Of course, I don’t particularly care. Partisans on this site will be arguing about which of the sacrificial lambs is the most progressive in 2018, while you and Porcupine will mock us and say voting against Baker enables DeLeo. The reality is, you’re all going to be wrong. Baker and Beacon Hill Democrats will continue to work together to help corporations like GE, continue socially liberal policies on cultural questions, and defer making hard choices about our long term economic future. The sun will rise in the east and set in the west. I have long given up on state politics getting any better.
merrimackguy says
because that’s the way things work. There’s no evidence it ever has worked in some pure sense. I realize you were not around for the Dukakis years, but they weren’t that great then. There’s really been no golden political age in MA from Gov Winthrop on.

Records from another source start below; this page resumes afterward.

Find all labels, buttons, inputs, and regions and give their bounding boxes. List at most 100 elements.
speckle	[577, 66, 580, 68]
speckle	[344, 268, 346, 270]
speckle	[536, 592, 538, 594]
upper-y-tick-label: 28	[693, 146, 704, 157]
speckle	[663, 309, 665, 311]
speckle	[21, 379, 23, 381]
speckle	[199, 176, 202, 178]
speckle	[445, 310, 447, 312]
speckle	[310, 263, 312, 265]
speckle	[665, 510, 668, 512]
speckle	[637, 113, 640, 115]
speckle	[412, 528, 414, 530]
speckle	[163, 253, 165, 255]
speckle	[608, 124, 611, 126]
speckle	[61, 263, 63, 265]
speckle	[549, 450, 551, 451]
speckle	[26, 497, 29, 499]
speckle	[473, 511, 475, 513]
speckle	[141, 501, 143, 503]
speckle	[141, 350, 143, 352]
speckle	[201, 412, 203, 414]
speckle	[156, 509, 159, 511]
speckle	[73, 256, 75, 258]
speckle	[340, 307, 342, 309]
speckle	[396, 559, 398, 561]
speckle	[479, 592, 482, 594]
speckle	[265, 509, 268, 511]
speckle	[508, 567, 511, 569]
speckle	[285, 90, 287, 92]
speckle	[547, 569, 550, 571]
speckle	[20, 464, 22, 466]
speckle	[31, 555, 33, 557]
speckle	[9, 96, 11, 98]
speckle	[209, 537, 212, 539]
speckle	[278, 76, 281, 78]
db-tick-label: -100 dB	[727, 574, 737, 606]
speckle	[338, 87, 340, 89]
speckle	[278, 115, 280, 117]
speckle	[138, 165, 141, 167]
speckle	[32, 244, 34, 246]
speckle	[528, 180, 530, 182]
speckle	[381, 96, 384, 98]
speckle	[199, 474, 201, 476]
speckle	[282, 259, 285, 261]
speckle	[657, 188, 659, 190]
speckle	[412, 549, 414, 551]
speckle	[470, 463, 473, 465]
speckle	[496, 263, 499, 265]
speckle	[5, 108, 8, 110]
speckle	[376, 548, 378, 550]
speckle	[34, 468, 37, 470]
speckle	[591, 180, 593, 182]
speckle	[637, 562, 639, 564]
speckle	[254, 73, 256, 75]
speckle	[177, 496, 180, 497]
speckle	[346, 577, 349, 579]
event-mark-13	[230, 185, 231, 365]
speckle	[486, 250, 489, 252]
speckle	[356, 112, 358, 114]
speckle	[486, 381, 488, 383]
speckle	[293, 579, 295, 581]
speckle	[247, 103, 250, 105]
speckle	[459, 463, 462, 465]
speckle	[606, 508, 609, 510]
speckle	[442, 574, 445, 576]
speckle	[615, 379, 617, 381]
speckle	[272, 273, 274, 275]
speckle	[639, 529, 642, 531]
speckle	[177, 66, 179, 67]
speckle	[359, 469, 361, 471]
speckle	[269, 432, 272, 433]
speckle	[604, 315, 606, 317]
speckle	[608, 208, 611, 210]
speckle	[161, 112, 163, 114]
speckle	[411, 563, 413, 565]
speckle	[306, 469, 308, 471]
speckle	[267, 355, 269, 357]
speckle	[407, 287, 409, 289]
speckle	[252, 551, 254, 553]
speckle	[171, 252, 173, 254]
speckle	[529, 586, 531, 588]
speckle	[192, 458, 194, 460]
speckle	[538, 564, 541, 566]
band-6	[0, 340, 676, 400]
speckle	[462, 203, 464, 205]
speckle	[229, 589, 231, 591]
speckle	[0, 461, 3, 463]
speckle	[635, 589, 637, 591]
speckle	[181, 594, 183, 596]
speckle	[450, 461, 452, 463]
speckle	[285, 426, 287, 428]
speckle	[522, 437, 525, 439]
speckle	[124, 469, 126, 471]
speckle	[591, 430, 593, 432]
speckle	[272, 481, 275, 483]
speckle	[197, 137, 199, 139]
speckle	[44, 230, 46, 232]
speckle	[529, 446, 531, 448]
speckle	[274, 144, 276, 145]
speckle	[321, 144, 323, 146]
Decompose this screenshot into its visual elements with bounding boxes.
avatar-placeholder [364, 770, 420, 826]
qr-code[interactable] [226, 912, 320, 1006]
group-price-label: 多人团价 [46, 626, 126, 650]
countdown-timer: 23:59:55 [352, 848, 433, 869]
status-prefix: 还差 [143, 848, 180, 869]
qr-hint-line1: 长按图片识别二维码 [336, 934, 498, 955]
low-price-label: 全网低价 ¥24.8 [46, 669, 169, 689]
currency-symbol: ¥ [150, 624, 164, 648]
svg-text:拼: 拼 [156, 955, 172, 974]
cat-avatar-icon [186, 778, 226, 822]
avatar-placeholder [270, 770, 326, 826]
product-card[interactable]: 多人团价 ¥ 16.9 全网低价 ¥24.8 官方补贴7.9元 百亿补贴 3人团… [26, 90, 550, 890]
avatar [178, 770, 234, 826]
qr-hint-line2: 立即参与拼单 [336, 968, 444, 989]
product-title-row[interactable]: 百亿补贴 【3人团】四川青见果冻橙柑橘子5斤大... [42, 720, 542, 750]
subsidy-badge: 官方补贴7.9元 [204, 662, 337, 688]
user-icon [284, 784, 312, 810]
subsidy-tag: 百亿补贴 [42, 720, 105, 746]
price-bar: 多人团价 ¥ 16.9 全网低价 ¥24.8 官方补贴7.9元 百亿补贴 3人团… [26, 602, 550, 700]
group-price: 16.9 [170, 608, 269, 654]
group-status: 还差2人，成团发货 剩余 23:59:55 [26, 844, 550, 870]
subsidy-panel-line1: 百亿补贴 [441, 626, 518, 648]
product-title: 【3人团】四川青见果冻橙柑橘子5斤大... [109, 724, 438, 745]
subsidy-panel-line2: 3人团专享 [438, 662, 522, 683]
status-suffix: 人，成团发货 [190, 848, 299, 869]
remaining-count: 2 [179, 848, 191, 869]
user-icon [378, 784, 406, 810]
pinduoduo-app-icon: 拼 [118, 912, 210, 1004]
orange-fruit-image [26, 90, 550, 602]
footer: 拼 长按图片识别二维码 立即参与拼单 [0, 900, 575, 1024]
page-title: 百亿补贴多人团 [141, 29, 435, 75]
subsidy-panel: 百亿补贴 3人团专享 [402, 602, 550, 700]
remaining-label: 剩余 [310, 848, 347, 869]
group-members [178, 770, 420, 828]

Baker as governor in my view makes things run a little more efficiently and groups that have been (maybe unnecessarily) benefiting will benefit less. Whether the ultimate reuse of that “saved” money goes is unknown.
I still think DCR is almost nothing, and he’s cleaned house and will move past it.
jconway says
I don’t buy into the golden age theory and have actually attacked it. I think the Judy’s and TBD are coming from a place where they know how much the current system forces the ‘game’ to be one of inches rather than yards, and they are insiders who celebrate the inches as hard fought gains and attack outsiders who demand yards as naive. I don’t doubt they are sincere in their beliefs or that they perceive their particularly means are the only ways to achieve the ends progressives claim to seek.
And I don’t doubt you and porcupine, who incidentally also has direct hill experience like Judy and TBD, feel the same way. That the game is of inches, but of stopping grand bad ideas and managing state government so it doesn’t get too big or too expensive and that this is the best we can expect from a Governor. We had a visionary in Deval who got a lot less done than the game manager in Baker, if we count actual bills passed as the way to keep score.
I still think state government is an undervalued and underappreciated sector when it comes to progressive change. In local Cambridge politics, there was always a push to blame the city council for trends largely out of it’s control (end of rent control and the ballooning of housing costs and managing the fallout from both) and elect or unelect councilors based on how well they were perceived to respond to those trends.
And in national politics there is far too much emphasis, on both partisan sides, of the president as the most important political figure. Thus, Congress has become just another extension of who is and who isn’t president and what party they are. With the days of ticket splitters and mavericks long gone. And thus our one party states are demographically permanent entities which can’t be severely shifted. In that environment, a socially tolerant Republican Governor is the best the the center-right can get in Massachusetts. Just as someone like Gov. Bel Edwards is the best progressives can get in Louisiana. But I think state government can be an agent for change, we just need to train, find, and elect the right people. And it’s less an issue of ideology to me than it is of accountability and integrity.